They believe it may even prevent secondary cancers from forming.

The new research builds on previous studies of a gene called BCL3 that appears to play a critical role in the spread of breast cancer.

“If a patient comes to the clinic with a metastatic cancer, what has happened is the primary tumour has started to migrate around the body. Now having identified BCL3 as a very important gene in this process, we then turned our attentions to trying to inhibit this gene, using a chemical agent,” said Cardiff School of Biosciences’ Dr. Richard Clarkson.

Researchers have used advances in 3D technology to model proteins around the gene in specific detail. The interaction of two proteins was studied enabling the design of a drug to block that interaction in a way that would stop the spread of the cancer cells.

First the computer models were tested in the laboratory and were found to be successful. Then further analysis showed that the compound they had developed stopped the spread of breast cancer cells in mice.

Clarkson believes eventually the drug will have the potential to become a therapy in breast cancer treatment:

“So the idea for this new potential therapeutic strategy is to – as soon as the patient comes to the GP’s clinic – to give a patient a therapeutic such as this, so that this would stop the process of metastasis, this migration around the body, in its tracks.”

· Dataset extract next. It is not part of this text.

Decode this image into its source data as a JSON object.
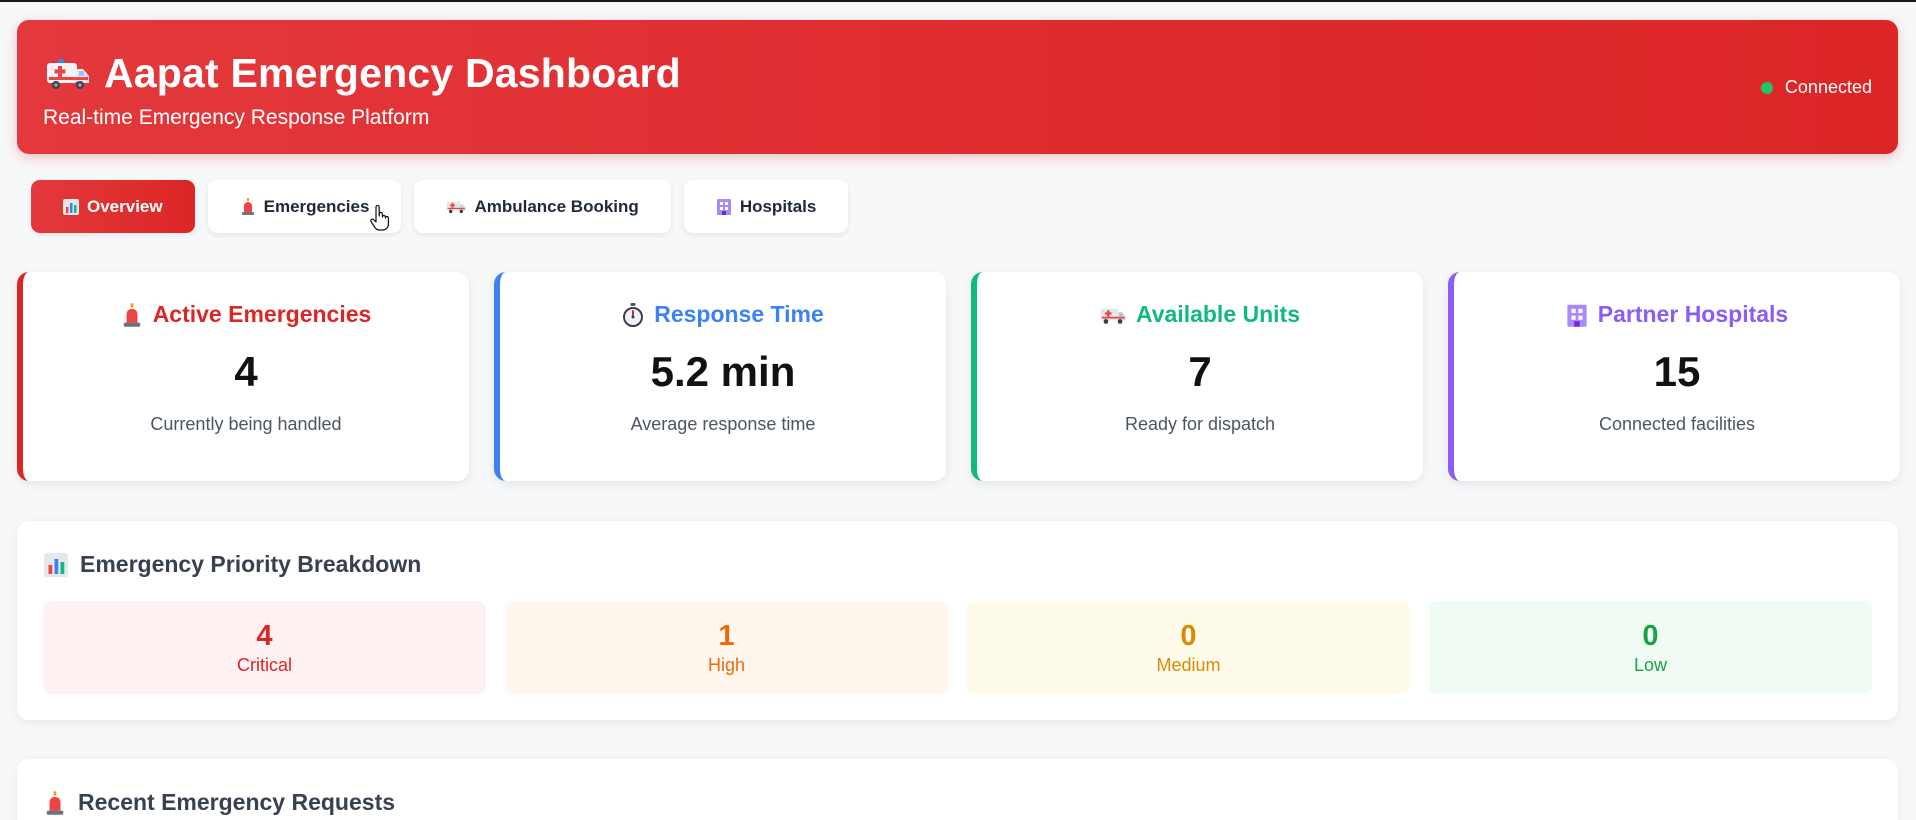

There have been great improvements in treating the early stages of breast cancer but there has been a lack of drugs for dealing with metastasis, which can strike several years after an initial diagnosis.

Longer survival and better treatment is what the research team at Cardiff hope to achieve.

Funding to get to Phase 1 of clinical trials has been found but
it is likely to be another two years before that happens, and the first human patient is given the drug.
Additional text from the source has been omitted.